For months, undercover operative Tyron B. Ali had been secretly recording conversations with elected officials and offering them money and gifts.
Fina told Kelly that she had three choices: expanding the probe, arresting "selected legislators" and shutting it down, or confronting targets with evidence in hopes of turning them into informants.
Kelly, a Republican who served as appointed attorney general for 19 months after Tom Corbett resigned to run for governor, took no action in response to the memo.
She did not return phone calls Friday seeking comment. Nor did she return other calls left at her home by The Inquirer recently seeking her views on the sting operation.
Attorney General Kathleen G. Kane, who inherited the investigation, has criticized it as deeply flawed. Among other things, Kane has said the probe had lost energy months before she took office. Of the 113 tapes made during the course of the undercover operation, she said, only 10 were recorded after the summer of 2012. The case, she said, had "been dead for years."

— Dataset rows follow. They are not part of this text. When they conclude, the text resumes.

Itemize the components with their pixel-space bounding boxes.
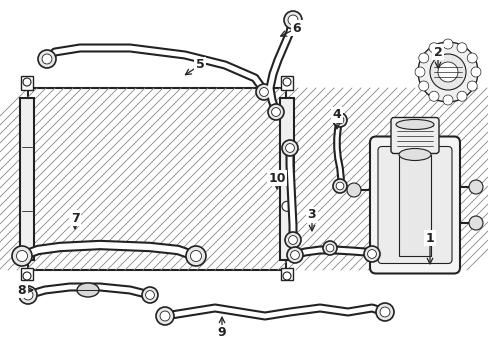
Bar bbox=[21, 76, 33, 90]
Text: 2: 2 bbox=[433, 45, 442, 58]
Circle shape bbox=[437, 62, 457, 82]
Circle shape bbox=[379, 307, 389, 317]
Circle shape bbox=[17, 251, 27, 261]
Circle shape bbox=[285, 232, 301, 248]
Text: 7: 7 bbox=[70, 211, 79, 225]
Circle shape bbox=[456, 91, 466, 101]
Circle shape bbox=[429, 54, 465, 90]
Circle shape bbox=[256, 84, 271, 100]
Circle shape bbox=[282, 201, 291, 211]
Circle shape bbox=[23, 290, 33, 300]
Circle shape bbox=[468, 216, 482, 230]
Circle shape bbox=[323, 241, 336, 255]
FancyBboxPatch shape bbox=[390, 117, 438, 153]
Circle shape bbox=[418, 53, 428, 63]
Circle shape bbox=[367, 249, 376, 258]
Circle shape bbox=[468, 180, 482, 194]
Circle shape bbox=[287, 15, 297, 25]
FancyBboxPatch shape bbox=[369, 136, 459, 274]
Circle shape bbox=[283, 78, 290, 86]
Ellipse shape bbox=[77, 283, 99, 297]
Circle shape bbox=[142, 287, 158, 303]
Circle shape bbox=[335, 116, 343, 124]
Circle shape bbox=[267, 104, 284, 120]
Text: 1: 1 bbox=[425, 231, 433, 244]
Circle shape bbox=[428, 91, 438, 101]
Text: 10: 10 bbox=[268, 171, 285, 184]
Circle shape bbox=[12, 246, 32, 266]
Circle shape bbox=[285, 144, 294, 152]
Circle shape bbox=[456, 43, 466, 53]
Circle shape bbox=[190, 251, 201, 261]
Circle shape bbox=[325, 244, 333, 252]
Circle shape bbox=[145, 291, 154, 300]
FancyBboxPatch shape bbox=[377, 147, 451, 264]
Circle shape bbox=[284, 11, 302, 29]
Circle shape bbox=[442, 39, 452, 49]
Circle shape bbox=[467, 81, 476, 91]
Circle shape bbox=[418, 81, 428, 91]
Circle shape bbox=[259, 87, 268, 96]
Text: 9: 9 bbox=[217, 327, 226, 339]
Circle shape bbox=[335, 182, 343, 190]
Circle shape bbox=[23, 78, 31, 86]
Bar bbox=[21, 268, 33, 280]
Circle shape bbox=[185, 246, 205, 266]
Bar bbox=[281, 268, 292, 280]
Circle shape bbox=[332, 179, 346, 193]
Text: 4: 4 bbox=[332, 108, 341, 122]
Circle shape bbox=[332, 113, 346, 127]
Circle shape bbox=[282, 140, 297, 156]
Circle shape bbox=[414, 67, 424, 77]
Circle shape bbox=[19, 286, 37, 304]
Circle shape bbox=[23, 272, 31, 280]
Circle shape bbox=[42, 54, 52, 64]
Circle shape bbox=[286, 247, 303, 263]
Text: 8: 8 bbox=[18, 284, 26, 297]
Text: 6: 6 bbox=[292, 22, 301, 35]
Circle shape bbox=[442, 95, 452, 105]
Bar bbox=[20, 98, 34, 260]
Circle shape bbox=[417, 42, 477, 102]
Circle shape bbox=[363, 246, 379, 262]
Bar bbox=[28, 88, 285, 270]
Circle shape bbox=[160, 311, 170, 321]
Bar bbox=[28, 88, 285, 270]
Circle shape bbox=[283, 272, 290, 280]
Ellipse shape bbox=[395, 120, 433, 130]
Circle shape bbox=[290, 251, 299, 260]
Text: 5: 5 bbox=[195, 58, 204, 72]
Circle shape bbox=[271, 108, 280, 116]
Text: 3: 3 bbox=[307, 208, 316, 221]
Bar bbox=[281, 76, 292, 90]
Ellipse shape bbox=[398, 148, 430, 161]
Circle shape bbox=[38, 50, 56, 68]
Circle shape bbox=[288, 235, 297, 244]
Bar bbox=[280, 98, 293, 260]
Circle shape bbox=[467, 53, 476, 63]
Circle shape bbox=[156, 307, 174, 325]
Bar bbox=[398, 154, 430, 256]
Circle shape bbox=[428, 43, 438, 53]
Circle shape bbox=[470, 67, 480, 77]
Circle shape bbox=[375, 303, 393, 321]
Circle shape bbox=[346, 183, 360, 197]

In his 2012 memorandum, Fina said he and the team deliberately put the investigation into "a more conservative and aloof approach" because of worry about leaks.
Without providing details, he wrote that "a number of incidents occurred during operations that raise concerns for the safety" of confidential informant Ali and "the integrity of our secrecy efforts."
Ali "appears to be viewed suspiciously by several members of the political and lobbying community," Fina wrote. "We could identify those who are raising suspicions about the CI, but have yet to be able to trace the source of their information."
To make sure that Ali's cover was not blown, Fina wrote in the memo, prosecutors decided he should be less active in political events.
"In this manner, we hoped that suspects would begin to doubt their concerns and reach out to the CI . . .," he wrote.
The slowdown, Fina said, also reflected the "significant manpower issues" facing the Attorney General's office.
He noted that of the original four agents assigned to the case, one had been reassigned to work drug cases and two had been put on the team investigating Jerry Sandusky, the Penn State assistant football coach accused of molesting children. The Attorney General's office in past years has been the target of criticism that it devoted too few resources to the Sandusky case.
Fina wrote the sting report one month after he completed work on the trial that led to the conviction of Sandusky on charges of molesting 10 boys.